Question

From the top of a hill, the angles of depression of two consecutive kilometer stones due east are found to be ${30}^o$ and ${45}^o$. Find the height of the hill

• A. $1.365$km
• B. $1.5$km
• C. $1.7$km
• D. $1.1$km

Answer 1

The correct option is A $1.365$km

Let the distance between the nearer kilometre stone and the hill be '$x$' km.

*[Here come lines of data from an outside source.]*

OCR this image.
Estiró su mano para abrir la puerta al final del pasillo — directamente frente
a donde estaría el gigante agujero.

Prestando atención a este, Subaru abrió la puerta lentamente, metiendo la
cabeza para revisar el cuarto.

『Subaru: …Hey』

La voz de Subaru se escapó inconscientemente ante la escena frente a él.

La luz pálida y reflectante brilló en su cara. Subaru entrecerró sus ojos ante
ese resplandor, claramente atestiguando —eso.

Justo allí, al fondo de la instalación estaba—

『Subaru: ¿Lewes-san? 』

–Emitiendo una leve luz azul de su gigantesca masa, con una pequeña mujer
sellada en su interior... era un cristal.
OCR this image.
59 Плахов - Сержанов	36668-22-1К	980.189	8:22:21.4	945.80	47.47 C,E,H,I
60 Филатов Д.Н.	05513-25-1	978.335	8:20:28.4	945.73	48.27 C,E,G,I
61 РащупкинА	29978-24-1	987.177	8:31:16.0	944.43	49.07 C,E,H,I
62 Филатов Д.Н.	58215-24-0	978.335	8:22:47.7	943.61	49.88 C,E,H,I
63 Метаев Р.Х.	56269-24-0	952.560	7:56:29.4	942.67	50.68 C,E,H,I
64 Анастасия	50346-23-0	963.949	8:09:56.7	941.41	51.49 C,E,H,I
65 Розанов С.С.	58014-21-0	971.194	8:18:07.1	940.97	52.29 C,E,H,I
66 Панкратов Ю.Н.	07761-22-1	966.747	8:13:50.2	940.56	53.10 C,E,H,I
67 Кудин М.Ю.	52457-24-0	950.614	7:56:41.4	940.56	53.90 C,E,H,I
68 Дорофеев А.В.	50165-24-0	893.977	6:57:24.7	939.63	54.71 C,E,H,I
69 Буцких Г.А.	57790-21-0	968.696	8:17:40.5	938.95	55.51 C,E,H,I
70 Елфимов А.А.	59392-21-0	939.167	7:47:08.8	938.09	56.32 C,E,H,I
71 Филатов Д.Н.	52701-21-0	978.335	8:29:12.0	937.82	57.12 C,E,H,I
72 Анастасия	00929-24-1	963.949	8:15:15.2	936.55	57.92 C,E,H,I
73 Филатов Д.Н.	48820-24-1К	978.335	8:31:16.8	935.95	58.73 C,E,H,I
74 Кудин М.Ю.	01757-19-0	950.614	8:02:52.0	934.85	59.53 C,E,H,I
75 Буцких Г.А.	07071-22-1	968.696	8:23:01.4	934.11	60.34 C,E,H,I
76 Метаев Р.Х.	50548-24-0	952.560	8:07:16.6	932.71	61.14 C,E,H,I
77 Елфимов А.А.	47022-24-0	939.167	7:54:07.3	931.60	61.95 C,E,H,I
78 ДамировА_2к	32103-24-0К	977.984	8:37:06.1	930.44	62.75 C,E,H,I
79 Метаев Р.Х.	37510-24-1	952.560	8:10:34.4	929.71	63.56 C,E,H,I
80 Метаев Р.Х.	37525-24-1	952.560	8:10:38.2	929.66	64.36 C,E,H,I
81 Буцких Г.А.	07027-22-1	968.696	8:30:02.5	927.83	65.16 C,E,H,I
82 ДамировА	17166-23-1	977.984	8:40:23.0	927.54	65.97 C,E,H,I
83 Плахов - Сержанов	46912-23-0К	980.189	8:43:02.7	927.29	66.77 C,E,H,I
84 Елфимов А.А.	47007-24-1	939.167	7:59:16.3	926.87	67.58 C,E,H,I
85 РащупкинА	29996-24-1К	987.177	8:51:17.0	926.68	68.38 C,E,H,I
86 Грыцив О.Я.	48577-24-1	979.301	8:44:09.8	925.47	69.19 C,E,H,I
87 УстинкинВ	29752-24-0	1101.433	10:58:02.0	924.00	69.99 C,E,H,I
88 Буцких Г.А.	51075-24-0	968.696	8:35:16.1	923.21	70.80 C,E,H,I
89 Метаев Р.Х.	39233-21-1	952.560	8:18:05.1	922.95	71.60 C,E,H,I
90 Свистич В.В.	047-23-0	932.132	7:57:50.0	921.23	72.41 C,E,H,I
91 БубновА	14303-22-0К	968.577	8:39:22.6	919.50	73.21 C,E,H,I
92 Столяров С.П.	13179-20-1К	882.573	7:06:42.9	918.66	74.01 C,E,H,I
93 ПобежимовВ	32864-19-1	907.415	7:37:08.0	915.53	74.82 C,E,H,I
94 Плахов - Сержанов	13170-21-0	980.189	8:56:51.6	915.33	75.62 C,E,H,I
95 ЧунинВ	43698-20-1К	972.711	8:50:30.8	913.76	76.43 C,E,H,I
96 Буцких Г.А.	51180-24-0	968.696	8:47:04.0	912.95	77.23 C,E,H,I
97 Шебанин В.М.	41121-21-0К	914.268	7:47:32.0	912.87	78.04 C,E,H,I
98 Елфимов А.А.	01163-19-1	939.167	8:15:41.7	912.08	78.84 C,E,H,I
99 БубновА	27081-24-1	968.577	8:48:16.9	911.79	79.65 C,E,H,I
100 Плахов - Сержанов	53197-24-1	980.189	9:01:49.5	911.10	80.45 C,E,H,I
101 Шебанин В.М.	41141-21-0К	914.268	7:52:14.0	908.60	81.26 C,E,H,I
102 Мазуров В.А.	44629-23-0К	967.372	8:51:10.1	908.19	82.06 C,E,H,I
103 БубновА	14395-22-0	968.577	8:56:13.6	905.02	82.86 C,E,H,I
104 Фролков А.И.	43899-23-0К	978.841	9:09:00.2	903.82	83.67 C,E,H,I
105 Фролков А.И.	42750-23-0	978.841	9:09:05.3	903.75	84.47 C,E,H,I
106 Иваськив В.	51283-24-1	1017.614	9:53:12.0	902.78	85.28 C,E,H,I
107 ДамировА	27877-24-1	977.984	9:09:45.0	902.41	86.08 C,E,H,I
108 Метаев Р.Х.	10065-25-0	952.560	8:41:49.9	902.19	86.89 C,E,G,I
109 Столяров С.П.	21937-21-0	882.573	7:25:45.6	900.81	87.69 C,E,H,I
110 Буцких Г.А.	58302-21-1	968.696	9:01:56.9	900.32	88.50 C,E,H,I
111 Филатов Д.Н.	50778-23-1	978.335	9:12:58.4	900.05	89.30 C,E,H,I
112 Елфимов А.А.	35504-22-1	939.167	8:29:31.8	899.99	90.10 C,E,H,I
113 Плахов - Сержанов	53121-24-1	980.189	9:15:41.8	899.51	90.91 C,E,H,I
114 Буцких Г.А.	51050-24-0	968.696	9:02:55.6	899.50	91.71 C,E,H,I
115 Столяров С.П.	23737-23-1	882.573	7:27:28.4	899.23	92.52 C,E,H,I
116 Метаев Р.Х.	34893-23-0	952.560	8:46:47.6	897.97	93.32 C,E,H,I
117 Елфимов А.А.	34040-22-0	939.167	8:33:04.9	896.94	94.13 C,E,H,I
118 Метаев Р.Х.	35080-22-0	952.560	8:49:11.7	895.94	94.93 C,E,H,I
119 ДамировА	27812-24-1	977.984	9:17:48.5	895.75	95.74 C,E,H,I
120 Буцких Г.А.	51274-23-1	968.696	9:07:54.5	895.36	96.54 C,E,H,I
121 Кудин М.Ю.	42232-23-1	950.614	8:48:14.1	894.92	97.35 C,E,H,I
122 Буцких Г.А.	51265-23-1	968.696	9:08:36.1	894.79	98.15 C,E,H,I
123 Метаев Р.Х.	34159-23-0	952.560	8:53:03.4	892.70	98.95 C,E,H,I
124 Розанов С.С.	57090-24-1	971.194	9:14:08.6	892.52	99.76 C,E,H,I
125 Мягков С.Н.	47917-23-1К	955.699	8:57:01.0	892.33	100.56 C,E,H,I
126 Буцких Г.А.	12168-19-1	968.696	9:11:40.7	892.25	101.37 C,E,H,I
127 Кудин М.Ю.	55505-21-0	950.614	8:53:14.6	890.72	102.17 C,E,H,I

So, the distance between the farther kilometre stone and the hill is '$1+x$' km since both are on the same side of the hill.

In triangle APB,

$\tan {45}^0=\frac{h}{x}$

$\Rightarrow$$1=\frac{h}{x}$

$\Rightarrow$$h=x$

In triangle AQB,

$\tan {30}^0=\frac{h}{1+x}$

$\Rightarrow$$\frac{1}{\sqrt{3}}=\frac{h}{1+x}$

$\Rightarrow$$1+x=\sqrt{3}h$

From equation 1,

$1+h=\sqrt{3}h\Rightarrow$$1=\sqrt{3}h-h$

$\Rightarrow$$h=\frac{1}{\sqrt{3}-1}$

$\Rightarrow$$h=1.365km$

Hence option A is correct.